V. INVOLVEMENT OF OTHERS IN YOUR CARE
I do not routinely share information with family members, friends, or others.
If someone else is involved in your care or payment for care, I will generally obtain your permission before sharing information.
In emergency situations where you are unable to provide consent, I may disclose limited information to an emergency contact or appropriate professionals only as necessary to protect your safety, as permitted by law.

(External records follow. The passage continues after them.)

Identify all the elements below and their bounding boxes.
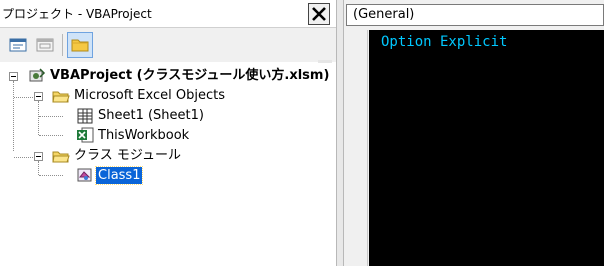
tree-folder-label[interactable]: Microsoft Excel Objects bbox=[74, 87, 225, 104]
tree-connector bbox=[39, 175, 63, 176]
toggle-folders-button[interactable] bbox=[67, 32, 93, 58]
collapse-excel-objects-toggle[interactable] bbox=[34, 92, 43, 101]
collapse-root-toggle[interactable] bbox=[9, 72, 18, 81]
close-icon bbox=[312, 7, 326, 21]
pane-title: プロジェクト - VBAProject bbox=[2, 7, 152, 21]
code-line[interactable]: Option Explicit bbox=[381, 34, 507, 50]
pane-splitter[interactable] bbox=[336, 0, 344, 266]
view-object-icon bbox=[36, 38, 54, 52]
tree-connector bbox=[14, 97, 33, 98]
collapse-class-modules-toggle[interactable] bbox=[34, 152, 43, 161]
toolbar-separator bbox=[62, 34, 63, 56]
tree-connector bbox=[13, 81, 14, 151]
project-tree: VBAProject (クラスモジュール使い方.xlsm) Microsoft … bbox=[0, 63, 336, 266]
tree-connector bbox=[14, 157, 33, 158]
project-toolbar bbox=[0, 28, 336, 90]
tree-item-label[interactable]: Class1 bbox=[94, 166, 144, 185]
class-module-icon bbox=[77, 168, 92, 182]
code-editor[interactable]: Option Explicit bbox=[369, 30, 604, 266]
tree-root-label[interactable]: VBAProject (クラスモジュール使い方.xlsm) bbox=[50, 67, 329, 84]
folder-icon bbox=[52, 91, 70, 103]
tree-connector bbox=[39, 116, 63, 117]
close-button[interactable] bbox=[308, 3, 330, 25]
vba-project-icon bbox=[29, 68, 46, 82]
view-code-button[interactable] bbox=[7, 34, 29, 56]
tree-connector bbox=[38, 101, 39, 135]
tree-item-label[interactable]: Sheet1 (Sheet1) bbox=[98, 107, 204, 124]
tree-item-label[interactable]: ThisWorkbook bbox=[98, 127, 189, 144]
excel-workbook-icon bbox=[77, 127, 94, 143]
object-dropdown-value: (General) bbox=[353, 7, 415, 22]
code-margin[interactable] bbox=[344, 30, 368, 266]
tree-connector bbox=[38, 161, 39, 175]
view-object-button[interactable] bbox=[34, 34, 56, 56]
project-explorer-titlebar: プロジェクト - VBAProject bbox=[0, 0, 336, 28]
project-explorer-pane: プロジェクト - VBAProject VBAProject (クラスモジュール… bbox=[0, 0, 336, 266]
worksheet-icon bbox=[77, 108, 93, 124]
tree-connector bbox=[39, 135, 63, 136]
object-dropdown[interactable]: (General) bbox=[346, 4, 604, 26]
view-code-icon bbox=[9, 38, 27, 52]
code-window: (General) Option Explicit bbox=[344, 0, 604, 266]
tree-folder-label[interactable]: クラス モジュール bbox=[74, 147, 181, 164]
folder-icon bbox=[52, 151, 70, 163]
folder-icon bbox=[71, 39, 89, 52]
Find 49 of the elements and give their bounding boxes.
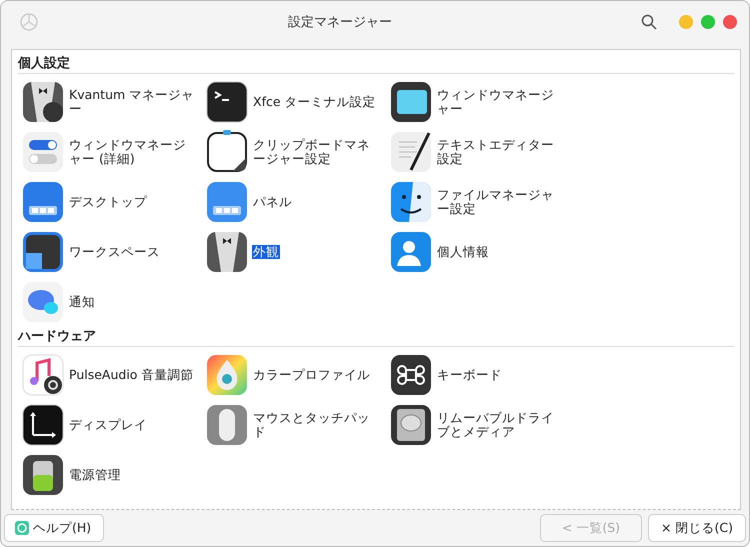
settings-item-label[interactable]: カラープロファイル [252, 368, 371, 382]
settings-item-label[interactable]: ディスプレイ [68, 418, 148, 432]
settings-item-label[interactable]: ワークスペース [68, 245, 161, 259]
settings-item-label[interactable]: Kvantum マネージャー [68, 88, 198, 116]
person-silhouette-icon[interactable] [389, 230, 433, 274]
tuxedo-icon[interactable] [205, 230, 249, 274]
command-key-icon[interactable] [389, 353, 433, 397]
settings-item-label[interactable]: ファイルマネージャー設定 [436, 188, 566, 216]
settings-item-label[interactable]: リムーバブルドライブとメディア [436, 411, 566, 439]
battery-icon[interactable] [21, 453, 65, 497]
help-button[interactable]: ヘルプ(H) [4, 514, 104, 542]
settings-item-label[interactable]: デスクトップ [68, 195, 148, 209]
help-icon [15, 521, 29, 535]
pen-on-paper-icon[interactable] [389, 130, 433, 174]
desktop-icon[interactable] [21, 180, 65, 224]
smiling-face-icon[interactable] [389, 180, 433, 224]
windows-icon[interactable] [389, 80, 433, 124]
settings-item-label[interactable]: PulseAudio 音量調節 [68, 368, 194, 382]
settings-item-label[interactable]: 外観 [252, 245, 280, 259]
toggle-switches-icon[interactable] [21, 130, 65, 174]
axes-arrows-icon[interactable] [21, 403, 65, 447]
panel-icon[interactable] [205, 180, 249, 224]
settings-item-label[interactable]: パネル [252, 195, 293, 209]
close-button[interactable] [723, 15, 737, 29]
settings-item-label[interactable]: ウィンドウマネージャー [436, 88, 566, 116]
settings-item-label[interactable]: 個人情報 [436, 245, 490, 259]
hard-drive-icon[interactable] [389, 403, 433, 447]
window-title: 設定マネージャー [287, 14, 393, 31]
settings-item-label[interactable]: 電源管理 [68, 468, 122, 482]
close-dialog-button[interactable]: × 閉じる(C) [648, 514, 746, 542]
settings-item-label[interactable]: Xfce ターミナル設定 [252, 95, 377, 109]
settings-item-label[interactable]: ウィンドウマネージャー (詳細) [68, 138, 198, 166]
chat-bubbles-icon[interactable] [21, 280, 65, 324]
workspace-grid-icon[interactable] [21, 230, 65, 274]
gear-outline-icon [19, 12, 39, 32]
tuxedo-icon[interactable] [21, 80, 65, 124]
section-heading: ハードウェア [18, 328, 96, 345]
settings-item-label[interactable]: キーボード [436, 368, 503, 382]
note-page-icon[interactable] [205, 130, 249, 174]
settings-item-label[interactable]: テキストエディター設定 [436, 138, 566, 166]
settings-item-label[interactable]: クリップボードマネージャー設定 [252, 138, 382, 166]
search-icon[interactable] [641, 14, 657, 30]
settings-item-label[interactable]: 通知 [68, 295, 96, 309]
terminal-icon[interactable] [205, 80, 249, 124]
section-heading: 個人設定 [18, 54, 70, 72]
settings-item-label[interactable]: マウスとタッチパッド [252, 411, 382, 439]
music-note-icon[interactable] [21, 353, 65, 397]
mouse-icon[interactable] [205, 403, 249, 447]
color-drop-icon[interactable] [205, 353, 249, 397]
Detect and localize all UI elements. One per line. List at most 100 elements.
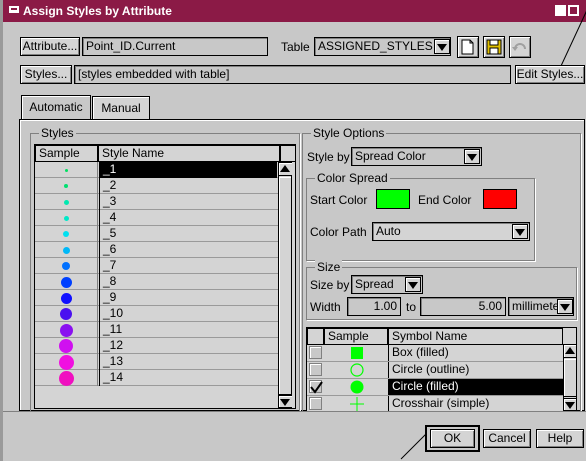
style-row[interactable]: _14 (35, 370, 278, 386)
scroll-thumb[interactable] (279, 177, 291, 395)
style-by-select[interactable]: Spread Color (351, 147, 482, 166)
symbol-name: Crosshair (simple) (388, 396, 563, 411)
styles-field[interactable]: [styles embedded with table] (74, 65, 511, 84)
undo-button[interactable] (509, 36, 531, 58)
symbol-sample (325, 396, 388, 411)
style-name: _6 (99, 242, 277, 258)
symbol-checkbox[interactable] (309, 397, 322, 410)
chevron-down-icon[interactable] (512, 224, 528, 239)
chevron-down-icon[interactable] (434, 39, 450, 54)
col-header-symbol-sample[interactable]: Sample (324, 328, 388, 345)
style-row[interactable]: _4 (35, 210, 278, 226)
attribute-button[interactable]: Attribute... (20, 37, 80, 56)
scroll-down-icon[interactable] (564, 398, 576, 411)
symbol-list[interactable]: Sample Symbol Name Box (filled) Circle (o… (306, 327, 577, 412)
style-row[interactable]: _10 (35, 306, 278, 322)
footer-divider (3, 411, 586, 412)
style-row[interactable]: _8 (35, 274, 278, 290)
style-row[interactable]: _11 (35, 322, 278, 338)
help-button[interactable]: Help (536, 429, 584, 448)
styles-button[interactable]: Styles... (20, 65, 72, 84)
symbol-name: Circle (outline) (388, 362, 563, 378)
window-menu-icon[interactable] (9, 6, 19, 13)
symbol-sample (325, 345, 388, 361)
style-row[interactable]: _5 (35, 226, 278, 242)
style-sample (35, 290, 98, 306)
undo-icon (512, 43, 526, 51)
style-by-value: Spread Color (355, 149, 426, 163)
automatic-tab-panel: Styles Sample Style Name _1 _2 _3 _4 _5 _6 _7 _… (19, 119, 585, 412)
chevron-down-icon[interactable] (557, 299, 573, 314)
symbol-name: Box (filled) (388, 345, 563, 361)
style-name: _2 (99, 178, 277, 194)
start-color-swatch[interactable] (376, 189, 410, 209)
chevron-down-icon[interactable] (405, 277, 421, 292)
tab-automatic[interactable]: Automatic (21, 95, 91, 120)
style-sample (35, 274, 98, 290)
style-sample-dot (60, 308, 72, 320)
style-sample-dot (58, 370, 74, 386)
arrow-up-icon (565, 347, 575, 354)
tab-manual[interactable]: Manual (92, 96, 150, 120)
cancel-button[interactable]: Cancel (483, 429, 531, 448)
symbol-checkbox[interactable] (309, 363, 322, 376)
table-select[interactable]: ASSIGNED_STYLES (314, 37, 451, 56)
symbol-checkbox[interactable] (309, 346, 322, 359)
style-row[interactable]: _1 (35, 162, 278, 178)
symbol-row[interactable]: Box (filled) (307, 345, 563, 362)
style-row[interactable]: _9 (35, 290, 278, 306)
arrow-down-icon (280, 399, 290, 406)
symbol-row[interactable]: Circle (filled) (307, 379, 563, 396)
col-header-style-name[interactable]: Style Name (98, 145, 280, 162)
style-row[interactable]: _12 (35, 338, 278, 354)
scroll-down-icon[interactable] (279, 395, 292, 408)
color-spread-group: Color Spread Start Color End Color Color… (306, 171, 535, 261)
color-spread-title: Color Spread (315, 171, 390, 185)
col-header-sample[interactable]: Sample (35, 145, 98, 162)
symbol-row[interactable]: Circle (outline) (307, 362, 563, 379)
col-header-symbol-name[interactable]: Symbol Name (388, 328, 563, 345)
save-button[interactable] (483, 36, 505, 58)
title-bar[interactable]: Assign Styles by Attribute (3, 0, 586, 22)
styles-scrollbar[interactable] (278, 162, 292, 408)
symbols-scrollbar[interactable] (563, 344, 576, 411)
chevron-down-icon[interactable] (464, 149, 480, 164)
style-sample-dot (63, 231, 69, 237)
width-label: Width (310, 300, 341, 314)
width-from-input[interactable]: 1.00 (347, 297, 401, 316)
callout-line-top (560, 10, 586, 67)
checkmark-icon (310, 381, 323, 394)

VI. YOUR RIGHTS REGARDING YOUR PHI
You have the right to:
• Request restrictions on certain uses or disclosures of your PHI (though I am not required to agree to all requests)
• Request restrictions for services paid out-of-pocket in full
• Request confidential communications (such as preferred contact methods)
• Inspect and obtain a copy of your PHI, excluding psychotherapy notes
• Request an accounting of certain disclosures
• Request corrections or amendments to your PHI
• Obtain a paper or electronic copy of this Notice at any time
VII. QUESTIONS OR COMPLAINTS
If you have questions about this Notice or wish to exercise your privacy rights, please contact Emily Austin Therapy using the contact information listed above.
You also have the right to file a complaint with the U.S. Department of Health and Human Services if you believe your privacy rights have been violated. Filing a complaint will not affect your care.